一九八八年には二千三百四十五人いた正組合員も、〇三年四月一日現在、千六百三十五人に激減しています。三十九歳以下の若い組合員は百十一人しかいなく後継者不足は深刻です。
漁業不振は、店を閉じる商店を続出させ、地域経済と、税収の減少・滞納の増大など行政運営にも影響が出ています。
日本共産党は町議会で、魚をとり尽くすトロール漁業の規制を取り上げ、町として県や国に要望するよう求めてきました。
四月の町議選で、漁業振興は町全体にとって急務と訴え、▽トロール漁業の規制を強め、資源の保護、増大をはかり豊かな海にする▽広い漁場を独占している定置網をボスの手から漁民のものにし漁民の所得を増やす▽カキ・ホタテ養殖の振興のためには、過密を解消し、おいしく安全なものをつくる▽山、川、海の環境を整備し、下水道の早期完成で海と漁場を守る−などの政策を掲げてたたかい、高位当選しました。
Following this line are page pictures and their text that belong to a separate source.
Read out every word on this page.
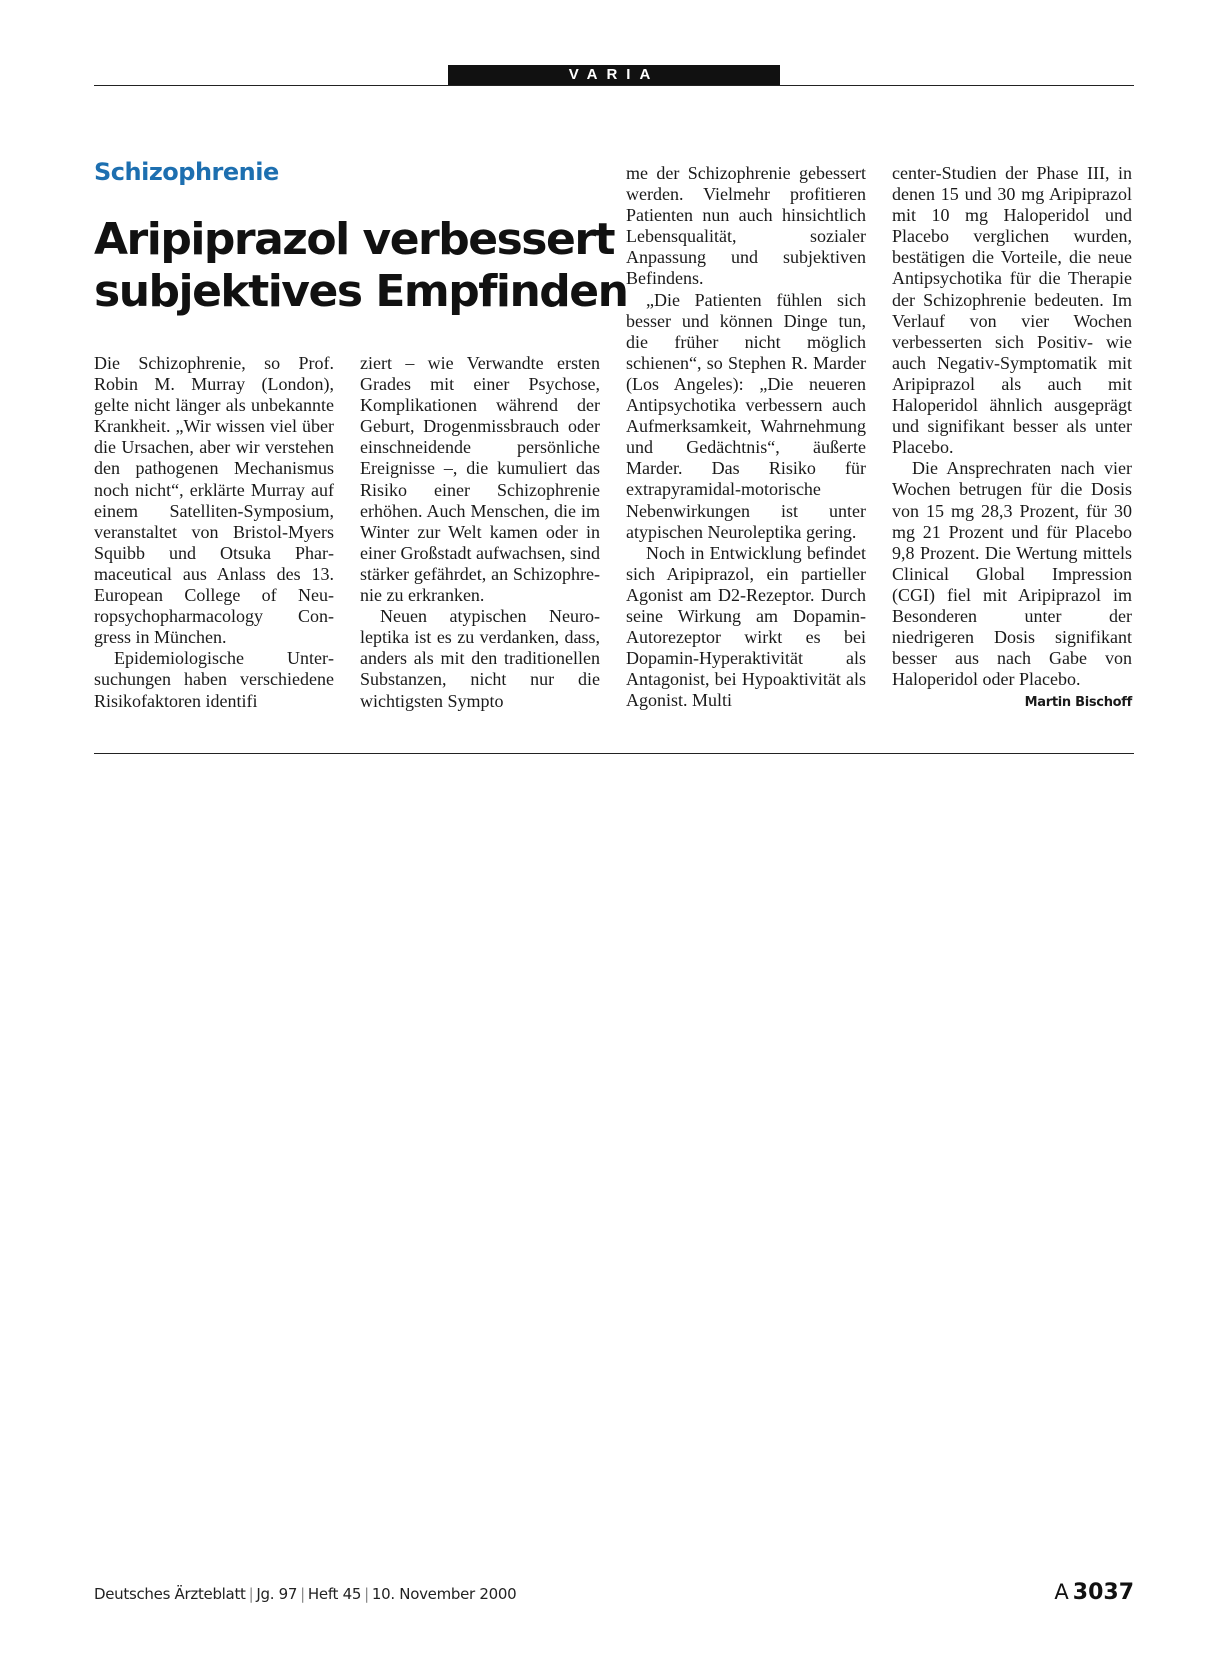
VARIA
Schizophrenie
Aripiprazol verbessert
subjektives Empfinden

Die Schizophrenie, so Prof. Robin M. Murray (London), gelte nicht länger als unbekannte Krankheit. „Wir wissen viel über die Ursachen, aber wir verstehen den pathogenen Mechanismus noch nicht“, erklärte Murray auf einem Satelliten-Symposium, veranstaltet von Bristol-Myers Squibb und Otsuka Pharmaceutical aus Anlass des 13. European College of Neuropsychopharmacology Congress in München.

Epidemiologische Untersuchungen haben verschiedene Risikofaktoren identifi

ziert – wie Verwandte ersten Grades mit einer Psychose, Komplikationen während der Geburt, Drogenmissbrauch oder einschneidende persönliche Ereignisse –, die kumuliert das Risiko einer Schizophrenie erhöhen. Auch Menschen, die im Winter zur Welt kamen oder in einer Großstadt aufwachsen, sind stärker gefährdet, an Schizophrenie zu erkranken.

Neuen atypischen Neuroleptika ist es zu verdanken, dass, anders als mit den traditionellen Substanzen, nicht nur die wichtigsten Sympto

me der Schizophrenie gebessert werden. Vielmehr profitieren Patienten nun auch hinsichtlich Lebensqualität, sozialer Anpassung und subjektiven Befindens.

„Die Patienten fühlen sich besser und können Dinge tun, die früher nicht möglich schienen“, so Stephen R. Marder (Los Angeles): „Die neueren Antipsychotika verbessern auch Aufmerksamkeit, Wahrnehmung und Gedächtnis“, äußerte Marder. Das Risiko für extrapyramidal-motorische Nebenwirkungen ist unter atypischen Neuroleptika gering.

Noch in Entwicklung befindet sich Aripiprazol, ein partieller Agonist am D2-Rezeptor. Durch seine Wirkung am Dopamin-Autorezeptor wirkt es bei Dopamin-Hyperaktivität als Antagonist, bei Hypoaktivität als Agonist. Multi

center-Studien der Phase III, in denen 15 und 30 mg Aripiprazol mit 10 mg Haloperidol und Placebo verglichen wurden, bestätigen die Vorteile, die neue Antipsychotika für die Therapie der Schizophrenie bedeuten. Im Verlauf von vier Wochen verbesserten sich Positiv- wie auch Negativ-Symptomatik mit Aripiprazol als auch mit Haloperidol ähnlich ausgeprägt und signifikant besser als unter Placebo.

Die Ansprechraten nach vier Wochen betrugen für die Dosis von 15 mg 28,3 Prozent, für 30 mg 21 Prozent und für Placebo 9,8 Prozent. Die Wertung mittels Clinical Global Impression (CGI) fiel mit Aripiprazol im Besonderen unter der niedrigeren Dosis signifikant besser aus nach Gabe von Haloperidol oder Placebo.
Martin Bischoff

Deutsches Ärzteblatt | Jg. 97 | Heft 45 | 10. November 2000	A 3037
選挙で訴えてきた政策を実現するため多くの漁民の皆さんや地域の皆さんと力を合わせ頑張らなければと決意を新たにしているところです。
(佐藤昭彦山田町議)
四面を海に囲まれたわが国であるのに、漁業が衰退し、地域経済が疲弊しています。経済効率優先、市場原理万能が長らく続き、漁場環境が破壊され、輸入の急増で魚価安が恒常化し、無秩序な漁獲競争は資源減少に拍車をかけました。
政府の予測でも二十五万人の漁業就業者は十年後には半減するとしています。漁業・漁村を守ることは、水産物の安定供給にとどまらず、国土・環境の保全、地域の存続など、多面的機能の維持にもかかわる重要な国民的な課題です。
政府は水産基本法、同基本計画を制定しましたが、自給率目標、資源の保全・管理、生育環境の保全・改善など、積極的な課題を全力で実行すべきです。
WTO(世界貿易機関)交渉で、水産物の関税撤廃を阻止し、資源の乱獲や国内生産への打撃にならない貿易ルールを確立する必要があります。魚価安定制度をめざし、漁業者の資源回復、環境保全のとりくみがすすむよう、試験研究もふくむ国、自治体の援助が重要です。同時に、漁業は地域的な特徴が大きいですから、地方自治体が地域の資源の有効活用・販路拡大などへの支援策を強化することが求められています。